Les langues évoluent, s’adaptent, et ont tendance à converger vers des postures parfois étonnantes, vestiges de pratiques aujourd’hui désuettes.

L’originalité de chaque langue transparaît souvent dans la lecture des nombres, à commencer par la base courante de numération. Le système décimal (base 10) est omniprésent dans les langues occidentales, et on sépare les nombres par groupes de 3. Le système hexadécimal (base 16) est couramment utilisé en informatique pour son écriture compacte d’information binaire (« B », qui représente le chiffre 11 en base 2, représente également la suite d’informations binaires « 1011 »).

Le système sexagésimal est toujours utilisé pour subdiviser les heures en 60 minutes et les minutes en 60 secondes. Historiquement, la base 60 est en effet intéressante par son grand nombre de diviseurs : 2, 3, 4, 5, 6, 10, 12, 15, 20, 30. On la retrouvait aussi dans la subdivision des livres sterlings en shillings et en pence, et encore dans le système impérial de mesure.

Le système vicésimal (base 20), vestige de l’époque celtique, reste toujours présent, notamment en français ou en danois.

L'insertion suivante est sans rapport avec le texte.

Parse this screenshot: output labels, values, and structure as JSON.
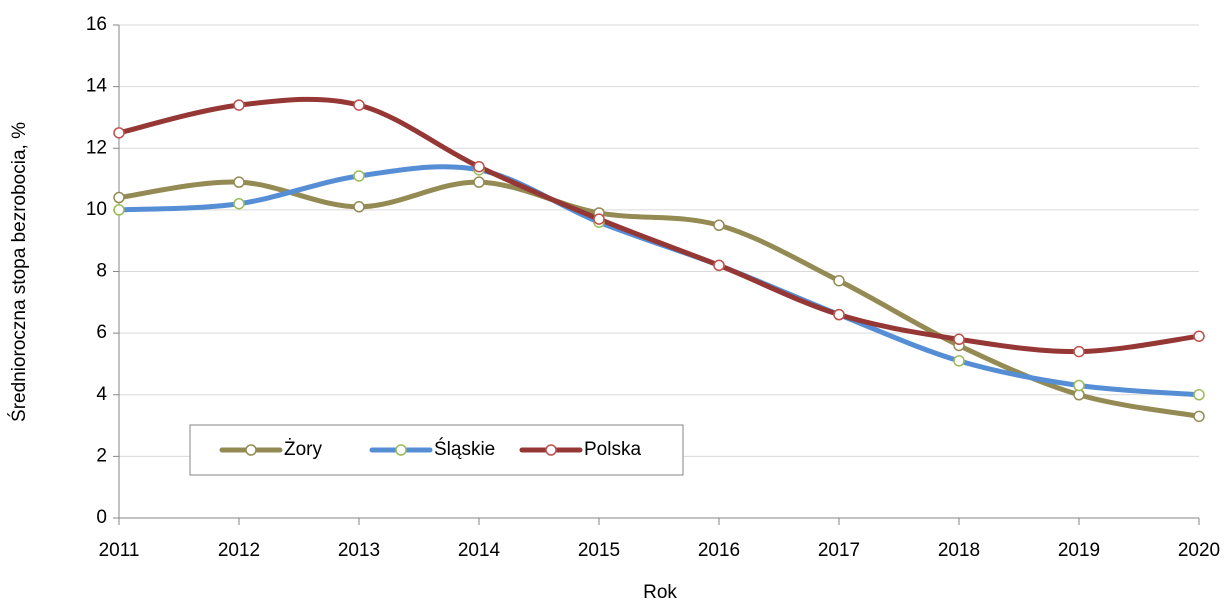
{
  "chart_data": {
    "type": "line",
    "x_label": "Rok",
    "y_label": "Średnioroczna stopa bezrobocia, %",
    "categories": [
      "2011",
      "2012",
      "2013",
      "2014",
      "2015",
      "2016",
      "2017",
      "2018",
      "2019",
      "2020"
    ],
    "series": [
      {
        "name": "Żory",
        "color": "#948a54",
        "marker_color": "#948a54",
        "values": [
          10.4,
          10.9,
          10.1,
          10.9,
          9.9,
          9.5,
          7.7,
          5.6,
          4.0,
          3.3
        ]
      },
      {
        "name": "Śląskie",
        "color": "#558ed5",
        "marker_color": "#9bbb59",
        "values": [
          10.0,
          10.2,
          11.1,
          11.3,
          9.6,
          8.2,
          6.6,
          5.1,
          4.3,
          4.0
        ]
      },
      {
        "name": "Polska",
        "color": "#953735",
        "marker_color": "#c0504d",
        "values": [
          12.5,
          13.4,
          13.4,
          11.4,
          9.7,
          8.2,
          6.6,
          5.8,
          5.4,
          5.9
        ]
      }
    ],
    "ylim": [
      0,
      16
    ],
    "yticks": [
      0,
      2,
      4,
      6,
      8,
      10,
      12,
      14,
      16
    ],
    "grid": true,
    "smooth": true,
    "legend": "bottom-left"
  }
}
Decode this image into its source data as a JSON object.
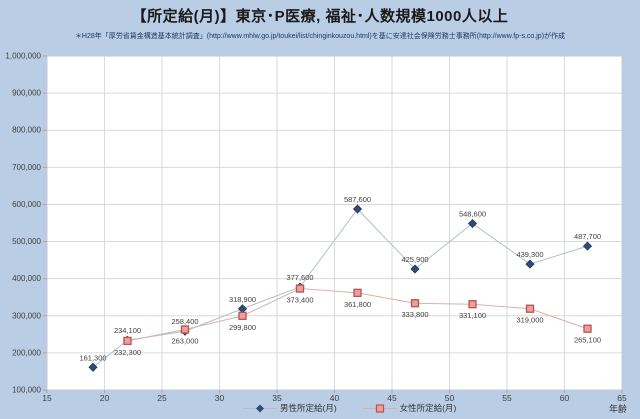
{
  "title": "【所定給(月)】東京･P医療, 福祉･人数規模1000人以上",
  "subtitle": "＊H28年「厚労省賃金構造基本統計調査」(http://www.mhlw.go.jp/toukei/list/chinginkouzou.html)を基に安達社会保険労務士事務所(http://www.fp-s.co.jp)が作成",
  "chart_data": {
    "type": "line",
    "x": [
      19,
      22,
      27,
      32,
      37,
      42,
      47,
      52,
      57,
      62
    ],
    "series": [
      {
        "name": "男性所定給(月)",
        "values": [
          161300,
          234100,
          258400,
          318900,
          377600,
          587600,
          425900,
          548600,
          439300,
          487700
        ],
        "marker": "diamond",
        "marker_fill": "#2e4c77",
        "marker_stroke": "#24375a",
        "line_color": "#b3bfce",
        "label_position": "above"
      },
      {
        "name": "女性所定給(月)",
        "values": [
          null,
          232300,
          263000,
          299800,
          373400,
          361800,
          333800,
          331100,
          319000,
          265100
        ],
        "marker": "square",
        "marker_fill": "#e8a09d",
        "marker_stroke": "#b85450",
        "line_color": "#d9b0ae",
        "label_position": "below"
      }
    ],
    "xlabel": "年齢",
    "ylabel": "",
    "xlim": [
      15,
      65
    ],
    "ylim": [
      100000,
      1000000
    ],
    "xticks": [
      15,
      20,
      25,
      30,
      35,
      40,
      45,
      50,
      55,
      60,
      65
    ],
    "yticks": [
      100000,
      200000,
      300000,
      400000,
      500000,
      600000,
      700000,
      800000,
      900000,
      1000000
    ],
    "grid": true,
    "legend_position": "bottom"
  },
  "colors": {
    "background": "#b9cde5",
    "plot_background": "#ffffff",
    "plot_border": "#c3cbd3",
    "gridline": "#dadada",
    "tick": "#9aa7b8",
    "axis_text": "#3f3f3f",
    "label_text": "#404040"
  }
}
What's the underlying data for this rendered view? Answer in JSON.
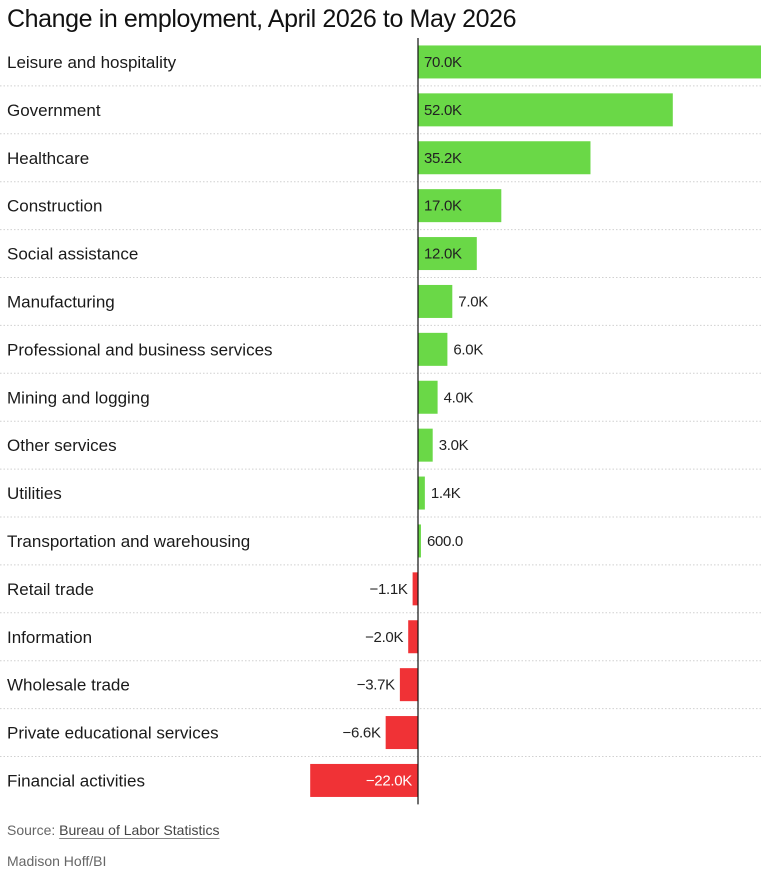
{
  "chart_data": {
    "type": "bar",
    "orientation": "horizontal",
    "title": "Change in employment, April 2026 to May 2026",
    "categories": [
      "Leisure and hospitality",
      "Government",
      "Healthcare",
      "Construction",
      "Social assistance",
      "Manufacturing",
      "Professional and business services",
      "Mining and logging",
      "Other services",
      "Utilities",
      "Transportation and warehousing",
      "Retail trade",
      "Information",
      "Wholesale trade",
      "Private educational services",
      "Financial activities"
    ],
    "values": [
      70000,
      52000,
      35200,
      17000,
      12000,
      7000,
      6000,
      4000,
      3000,
      1400,
      600,
      -1100,
      -2000,
      -3700,
      -6600,
      -22000
    ],
    "value_labels": [
      "70.0K",
      "52.0K",
      "35.2K",
      "17.0K",
      "12.0K",
      "7.0K",
      "6.0K",
      "4.0K",
      "3.0K",
      "1.4K",
      "600.0",
      "−1.1K",
      "−2.0K",
      "−3.7K",
      "−6.6K",
      "−22.0K"
    ],
    "xlim": [
      -22000,
      70000
    ],
    "grid": false,
    "legend": "none",
    "colors": {
      "positive": "#6ad847",
      "negative": "#f03236",
      "zero_line": "#111111",
      "separator": "#d0d0d0"
    }
  },
  "footer": {
    "source_prefix": "Source: ",
    "source_link": "Bureau of Labor Statistics",
    "credit": "Madison Hoff/BI"
  }
}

Le système vicésimal a cohabité avec le système décimal en France où l’on utilisait indistinctement trois-vingts et soixante, trois-vingt-dix et septante ; l’hôpital des Quinze-Vingts a pris ce nom pour les trois cents lits qu’il pouvait offrir.

L’usage s’est aujourd’hui stabilisé vers les formes connues, différentes de celles en usage en Suisse romande ou en Belgique. D’une manière générale, la base 20 est devenue inusitée pour les nombres supérieurs à 100.

Le danois pousse également le vice plus loin : « soixante-dix-sept » se dit syvoghalvfjerds. syv signifie sept, og signifie et, puis halvfjerds est la contraction de halv fjerde sinde tyve, « la moitié du quatrième multiple de vingt » : 7 + (-½ + 4) × 20 = 77.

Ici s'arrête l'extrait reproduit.